After fighting the bus traffic and arriving, we quickly found our hotel and dropped off our bags, got dressed for the walk and headed out the door. Here's Alps Sansou, nestled in the woods and surrounded by mountains... fantastic hotel!

As we were coming out the door, we spotted a couple of monkeys hanging around the building and licking the salt off the rocks of the foundation. As we came out, the couple of monkeys turned into a whole gang and we were surrounded with the docile little guys. None of them approached us, so people around here are obviously very good about not feeding the wildlife. There were quite a few wee ones with the group.

As we stood by and more and more monkeys came bumbling down the road, we spotted a few babies hitching a ride on mom.

This one would pause between fits of scratching and stare off intensely into space...

So after getting our fill of monkeys, we headed on down the trail to check out the true attraction of Kamikochi... the mountain views.

This area is absolutely gorgeous, with peaks as high as 3200 meters towering all around and a pristine river running through the valley.

Our timing was doubly good in that the leaves were well on their way, giving us some nice shots of colour as we did the 6km loop out to Myojin and back.

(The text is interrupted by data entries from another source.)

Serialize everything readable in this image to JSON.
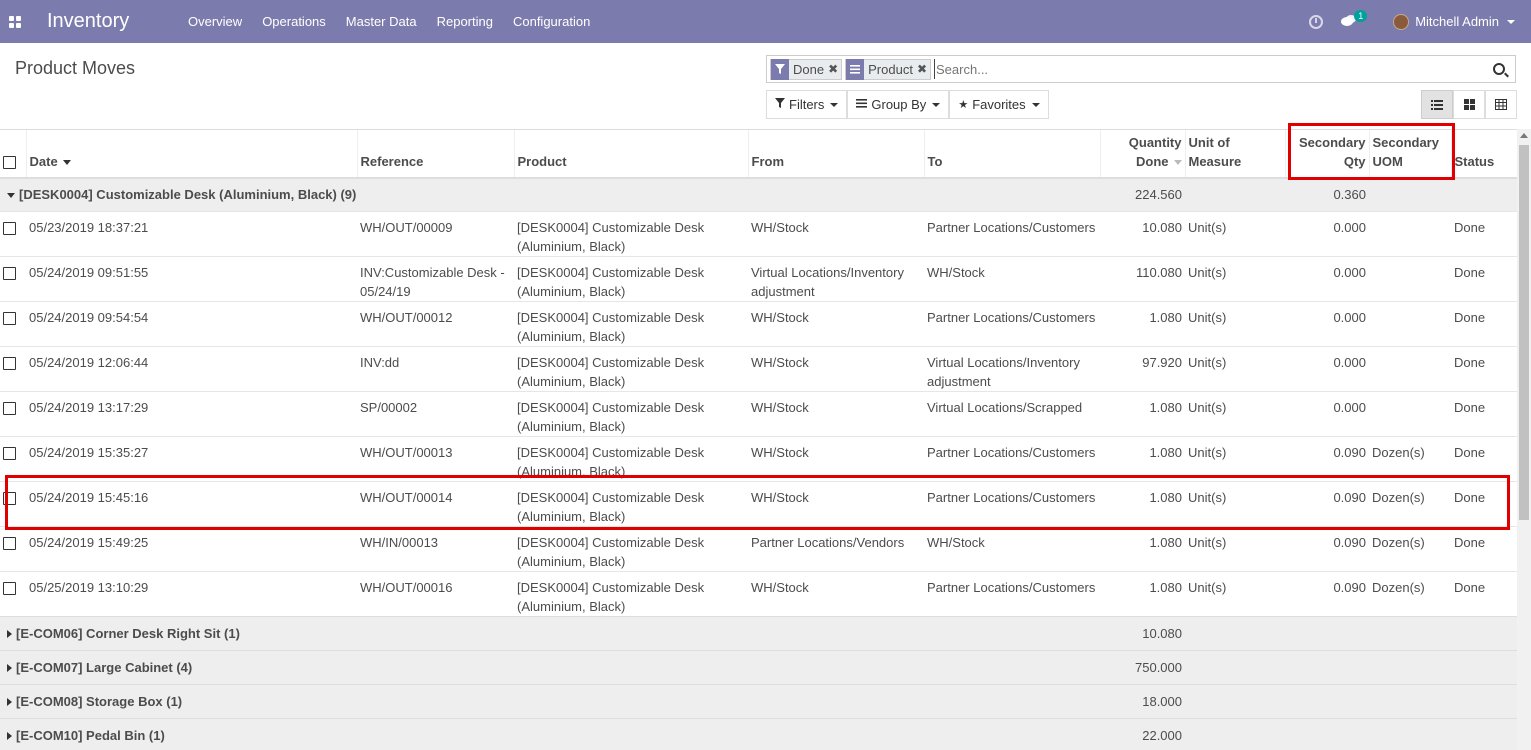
{
  "navbar": {
    "app_name": "Inventory",
    "menu": [
      "Overview",
      "Operations",
      "Master Data",
      "Reporting",
      "Configuration"
    ],
    "message_count": "1",
    "user_name": "Mitchell Admin",
    "bg_color": "#7c7bad"
  },
  "control_panel": {
    "title": "Product Moves",
    "facets": [
      {
        "icon": "filter-icon",
        "label": "Done"
      },
      {
        "icon": "group-by-icon",
        "label": "Product"
      }
    ],
    "search_placeholder": "Search...",
    "buttons": {
      "filters": "Filters",
      "group_by": "Group By",
      "favorites": "Favorites"
    },
    "views": [
      "list-view-icon",
      "kanban-view-icon",
      "pivot-view-icon"
    ],
    "active_view": "list"
  },
  "table": {
    "columns": [
      "Date",
      "Reference",
      "Product",
      "From",
      "To",
      "Quantity Done",
      "Unit of Measure",
      "Secondary Qty",
      "Secondary UOM",
      "Status"
    ],
    "col_header_lines": {
      "qty_done": [
        "Quantity",
        "Done"
      ],
      "uom": [
        "Unit of",
        "Measure"
      ],
      "sec_qty": [
        "Secondary",
        "Qty"
      ],
      "sec_uom": [
        "Secondary",
        "UOM"
      ]
    },
    "groups": [
      {
        "label": "[DESK0004] Customizable Desk (Aluminium, Black) (9)",
        "qty": "224.560",
        "sec_qty": "0.360",
        "expanded": true,
        "rows": [
          {
            "date": "05/23/2019 18:37:21",
            "reference": "WH/OUT/00009",
            "product": "[DESK0004] Customizable Desk (Aluminium, Black)",
            "from": "WH/Stock",
            "to": "Partner Locations/Customers",
            "qty": "10.080",
            "uom": "Unit(s)",
            "sec_qty": "0.000",
            "sec_uom": "",
            "status": "Done"
          },
          {
            "date": "05/24/2019 09:51:55",
            "reference": "INV:Customizable Desk - 05/24/19",
            "product": "[DESK0004] Customizable Desk (Aluminium, Black)",
            "from": "Virtual Locations/Inventory adjustment",
            "to": "WH/Stock",
            "qty": "110.080",
            "uom": "Unit(s)",
            "sec_qty": "0.000",
            "sec_uom": "",
            "status": "Done"
          },
          {
            "date": "05/24/2019 09:54:54",
            "reference": "WH/OUT/00012",
            "product": "[DESK0004] Customizable Desk (Aluminium, Black)",
            "from": "WH/Stock",
            "to": "Partner Locations/Customers",
            "qty": "1.080",
            "uom": "Unit(s)",
            "sec_qty": "0.000",
            "sec_uom": "",
            "status": "Done"
          },
          {
            "date": "05/24/2019 12:06:44",
            "reference": "INV:dd",
            "product": "[DESK0004] Customizable Desk (Aluminium, Black)",
            "from": "WH/Stock",
            "to": "Virtual Locations/Inventory adjustment",
            "qty": "97.920",
            "uom": "Unit(s)",
            "sec_qty": "0.000",
            "sec_uom": "",
            "status": "Done"
          },
          {
            "date": "05/24/2019 13:17:29",
            "reference": "SP/00002",
            "product": "[DESK0004] Customizable Desk (Aluminium, Black)",
            "from": "WH/Stock",
            "to": "Virtual Locations/Scrapped",
            "qty": "1.080",
            "uom": "Unit(s)",
            "sec_qty": "0.000",
            "sec_uom": "",
            "status": "Done"
          },
          {
            "date": "05/24/2019 15:35:27",
            "reference": "WH/OUT/00013",
            "product": "[DESK0004] Customizable Desk (Aluminium, Black)",
            "from": "WH/Stock",
            "to": "Partner Locations/Customers",
            "qty": "1.080",
            "uom": "Unit(s)",
            "sec_qty": "0.090",
            "sec_uom": "Dozen(s)",
            "status": "Done"
          },
          {
            "date": "05/24/2019 15:45:16",
            "reference": "WH/OUT/00014",
            "product": "[DESK0004] Customizable Desk (Aluminium, Black)",
            "from": "WH/Stock",
            "to": "Partner Locations/Customers",
            "qty": "1.080",
            "uom": "Unit(s)",
            "sec_qty": "0.090",
            "sec_uom": "Dozen(s)",
            "status": "Done"
          },
          {
            "date": "05/24/2019 15:49:25",
            "reference": "WH/IN/00013",
            "product": "[DESK0004] Customizable Desk (Aluminium, Black)",
            "from": "Partner Locations/Vendors",
            "to": "WH/Stock",
            "qty": "1.080",
            "uom": "Unit(s)",
            "sec_qty": "0.090",
            "sec_uom": "Dozen(s)",
            "status": "Done"
          },
          {
            "date": "05/25/2019 13:10:29",
            "reference": "WH/OUT/00016",
            "product": "[DESK0004] Customizable Desk (Aluminium, Black)",
            "from": "WH/Stock",
            "to": "Partner Locations/Customers",
            "qty": "1.080",
            "uom": "Unit(s)",
            "sec_qty": "0.090",
            "sec_uom": "Dozen(s)",
            "status": "Done"
          }
        ]
      },
      {
        "label": "[E-COM06] Corner Desk Right Sit (1)",
        "qty": "10.080",
        "sec_qty": "",
        "expanded": false,
        "rows": []
      },
      {
        "label": "[E-COM07] Large Cabinet (4)",
        "qty": "750.000",
        "sec_qty": "",
        "expanded": false,
        "rows": []
      },
      {
        "label": "[E-COM08] Storage Box (1)",
        "qty": "18.000",
        "sec_qty": "",
        "expanded": false,
        "rows": []
      },
      {
        "label": "[E-COM10] Pedal Bin (1)",
        "qty": "22.000",
        "sec_qty": "",
        "expanded": false,
        "rows": []
      }
    ]
  },
  "highlight_color": "#e00000"
}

After resting for a bit in the sunshine and enjoying the view, we headed back to the hotel to relax, only to find our gang of primates grooming themselves all over our parking lot.

Hard life eh?

Yet another fantastic day, the weather has been amazing and certainly a highlight of the trip. We just finished up a traditional Japanese meal and are stuffed to the gills. Ready for an evening of relaxing and a good night's rest before hitting the road again tomorrow (and then the rails) on the way to Magome.